Quatre scénarios catastrophes de la politique européenne vis-à-vis de la Russie

​Il n’y a pas de place pour de la complaisance dans la position de l’Europe envers la Russie et l’Ukraine

ECFR Alumni · Director of the Wider Europe Programme

Il n’y a pas de place pour de la complaisance dans la position de l’Europe envers la Russie et l’Ukraine.

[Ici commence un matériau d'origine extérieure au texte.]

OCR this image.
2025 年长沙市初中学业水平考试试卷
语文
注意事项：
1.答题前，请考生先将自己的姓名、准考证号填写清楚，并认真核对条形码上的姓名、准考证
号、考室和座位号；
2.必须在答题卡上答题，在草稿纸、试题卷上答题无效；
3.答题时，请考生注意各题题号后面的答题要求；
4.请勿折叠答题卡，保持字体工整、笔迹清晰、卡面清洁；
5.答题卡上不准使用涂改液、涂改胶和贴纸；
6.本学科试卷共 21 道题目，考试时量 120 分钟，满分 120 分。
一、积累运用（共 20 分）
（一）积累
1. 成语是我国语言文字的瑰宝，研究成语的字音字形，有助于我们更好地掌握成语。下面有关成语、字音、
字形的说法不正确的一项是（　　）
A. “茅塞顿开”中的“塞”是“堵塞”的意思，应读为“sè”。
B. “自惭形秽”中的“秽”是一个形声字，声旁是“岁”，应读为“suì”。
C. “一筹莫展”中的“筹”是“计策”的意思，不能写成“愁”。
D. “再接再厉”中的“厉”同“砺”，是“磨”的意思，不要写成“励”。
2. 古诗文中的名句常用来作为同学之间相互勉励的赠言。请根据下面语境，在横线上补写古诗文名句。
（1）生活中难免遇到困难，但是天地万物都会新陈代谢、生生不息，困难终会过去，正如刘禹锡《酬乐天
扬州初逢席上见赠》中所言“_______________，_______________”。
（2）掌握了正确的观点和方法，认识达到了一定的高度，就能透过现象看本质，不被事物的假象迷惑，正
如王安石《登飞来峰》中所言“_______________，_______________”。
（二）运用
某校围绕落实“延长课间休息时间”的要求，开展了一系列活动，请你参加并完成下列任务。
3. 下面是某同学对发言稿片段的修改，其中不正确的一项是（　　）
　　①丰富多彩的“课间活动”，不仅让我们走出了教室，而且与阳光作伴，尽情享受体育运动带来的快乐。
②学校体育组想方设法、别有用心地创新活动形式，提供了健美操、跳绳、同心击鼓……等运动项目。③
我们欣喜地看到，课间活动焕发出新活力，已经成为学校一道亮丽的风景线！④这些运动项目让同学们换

L’Europe a fait preuve d’une capacité surprenante à garder le cap sur sa politique envers la Russie depuis l’invasion de l’Ukraine en 2014. Cette résolution tient bon malgré des divergences d’opinion en Europe pour savoir si la Russie est une menace ou non, malgré des récriminations sur les sanctions et des bouleversements politiques entraînés par le Brexit et l’élection de Donald Trump.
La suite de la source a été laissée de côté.